Trump may continue to paint transgender people as costly for businesses, universities, and public facilities as the Justice Department continues to attack LGBTQ protections in the Civil Rights Act.
But there are ways to fight the transphobia in our government.
Transgender people can point to the facts on trans medical care and broadcast them during public discussions. The low cost of treatment, the psychological benefits provided by increased access to help, and the positive long-term effects of trans medical care are all great starting points.
Raising up the voices of transgender people inside and outside of the armed forces can help humanize the trans healthcare issue, too. In the New York Times’ podcast The Daily, Michael Barbaro sat down with Air Force Staff Sgt. Ashlee Bruce, a transgender woman who found her military colleagues to be highly supportive of her transition. Transitioning doesn’t actually cause disruption in the U.S. military, Bruce revealed. It creates unit cohesion, trust, and camaraderie. Those are all important qualities that can boost morale and efficiency for military operations.
It’s also important to show that trans care initiatives work well outside the military. Clinics like Callen-Lorde in New York City and the Mazzoni Center in Philadelphia provide transgender care to thousands of patients, including hormone replacement therapy and psychological care. These centers offer medical services on sliding scales, too, granting low-income and uninsured trans people access. If this was really such an expensive burden, then these community clinics wouldn’t be able to sustain themselves.
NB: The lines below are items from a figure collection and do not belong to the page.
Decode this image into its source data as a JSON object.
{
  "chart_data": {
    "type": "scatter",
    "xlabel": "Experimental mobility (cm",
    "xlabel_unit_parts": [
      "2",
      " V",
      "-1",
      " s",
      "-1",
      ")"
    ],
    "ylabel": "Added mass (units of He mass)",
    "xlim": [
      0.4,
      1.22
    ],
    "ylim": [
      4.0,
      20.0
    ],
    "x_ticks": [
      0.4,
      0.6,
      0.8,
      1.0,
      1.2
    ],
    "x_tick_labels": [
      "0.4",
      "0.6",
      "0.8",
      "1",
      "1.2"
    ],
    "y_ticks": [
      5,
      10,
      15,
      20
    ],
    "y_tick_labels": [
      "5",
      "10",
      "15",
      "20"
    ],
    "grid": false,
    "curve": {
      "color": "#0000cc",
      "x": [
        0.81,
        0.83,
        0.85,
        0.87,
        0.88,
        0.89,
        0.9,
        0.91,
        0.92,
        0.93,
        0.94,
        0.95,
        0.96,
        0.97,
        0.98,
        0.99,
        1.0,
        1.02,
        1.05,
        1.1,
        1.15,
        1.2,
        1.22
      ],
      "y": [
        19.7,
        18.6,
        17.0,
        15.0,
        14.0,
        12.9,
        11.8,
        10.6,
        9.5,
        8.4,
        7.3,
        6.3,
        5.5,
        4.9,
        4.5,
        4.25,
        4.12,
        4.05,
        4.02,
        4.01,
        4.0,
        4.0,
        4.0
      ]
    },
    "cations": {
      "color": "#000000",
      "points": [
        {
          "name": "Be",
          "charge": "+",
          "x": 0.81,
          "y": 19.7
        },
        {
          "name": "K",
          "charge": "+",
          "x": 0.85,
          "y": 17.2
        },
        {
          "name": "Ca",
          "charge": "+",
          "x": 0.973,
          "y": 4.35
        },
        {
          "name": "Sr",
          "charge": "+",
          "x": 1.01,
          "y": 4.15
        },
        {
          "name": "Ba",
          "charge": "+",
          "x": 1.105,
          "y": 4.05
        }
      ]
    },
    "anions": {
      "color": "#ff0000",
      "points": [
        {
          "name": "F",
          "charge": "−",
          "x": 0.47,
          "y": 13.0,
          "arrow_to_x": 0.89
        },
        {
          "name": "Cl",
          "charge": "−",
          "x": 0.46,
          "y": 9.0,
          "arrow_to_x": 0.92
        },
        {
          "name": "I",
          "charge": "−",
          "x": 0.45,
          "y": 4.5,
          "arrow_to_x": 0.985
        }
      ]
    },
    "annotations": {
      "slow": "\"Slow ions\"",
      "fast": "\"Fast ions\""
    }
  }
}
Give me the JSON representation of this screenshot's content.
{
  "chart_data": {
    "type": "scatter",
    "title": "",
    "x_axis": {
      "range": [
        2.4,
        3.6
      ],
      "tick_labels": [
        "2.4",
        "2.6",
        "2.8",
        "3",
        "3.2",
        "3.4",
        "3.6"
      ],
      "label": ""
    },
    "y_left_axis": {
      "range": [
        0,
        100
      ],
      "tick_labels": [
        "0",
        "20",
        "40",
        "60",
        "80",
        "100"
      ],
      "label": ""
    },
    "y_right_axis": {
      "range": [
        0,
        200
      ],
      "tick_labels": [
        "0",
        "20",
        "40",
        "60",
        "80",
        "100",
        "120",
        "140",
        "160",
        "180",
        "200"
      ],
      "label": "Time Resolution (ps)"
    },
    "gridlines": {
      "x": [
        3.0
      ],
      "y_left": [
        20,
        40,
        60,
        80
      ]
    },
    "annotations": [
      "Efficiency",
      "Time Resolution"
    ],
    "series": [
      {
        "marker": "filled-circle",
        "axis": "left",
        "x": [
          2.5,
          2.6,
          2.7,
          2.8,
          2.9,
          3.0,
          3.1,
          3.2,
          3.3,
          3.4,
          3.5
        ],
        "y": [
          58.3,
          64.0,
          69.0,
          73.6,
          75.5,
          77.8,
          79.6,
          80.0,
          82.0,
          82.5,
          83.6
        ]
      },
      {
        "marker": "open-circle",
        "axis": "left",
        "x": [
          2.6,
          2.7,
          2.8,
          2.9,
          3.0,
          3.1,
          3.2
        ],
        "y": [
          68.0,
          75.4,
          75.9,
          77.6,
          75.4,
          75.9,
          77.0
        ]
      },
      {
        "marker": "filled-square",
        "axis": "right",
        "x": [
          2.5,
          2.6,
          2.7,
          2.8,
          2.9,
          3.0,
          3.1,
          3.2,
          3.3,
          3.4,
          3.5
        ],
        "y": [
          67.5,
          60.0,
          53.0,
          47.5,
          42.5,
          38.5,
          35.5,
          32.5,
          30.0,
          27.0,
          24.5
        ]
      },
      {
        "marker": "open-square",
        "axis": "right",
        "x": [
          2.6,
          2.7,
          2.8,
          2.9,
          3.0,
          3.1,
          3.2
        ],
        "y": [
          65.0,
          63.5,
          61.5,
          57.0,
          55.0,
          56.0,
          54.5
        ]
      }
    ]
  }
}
They would simply close down — but that’s clearly not the reality of this kind of treatment.
Donald Trump and transphobic pundits want to dehumanize trans people. They want to say trans people are too expensive to exist. Doing that turns trans people into an abstract object, something malleable to be manipulated, destroyed, or used in political negotiations. Take away trans people from the military, and those “tremendous medical costs” are simply gone, Trump argues.
This attack on trans people is baseless and rooted in cruelty.
It’s a policy that, with its logical conclusion, would cause more than just exclusion from the armed forces.
An armed forces ban could spiral down to segregation across the government, or legalized discrimination throughout states.
Those are the kind of policies that lead to an increase in hate crimes and violence throughout the U.S.
It’s important to fight back against Trump’s military ban, on principle. An attack on trans people in the armed forces is an attack on trans bodies. And for trans Americans, that’s a fight we can only take up with our allies by our side.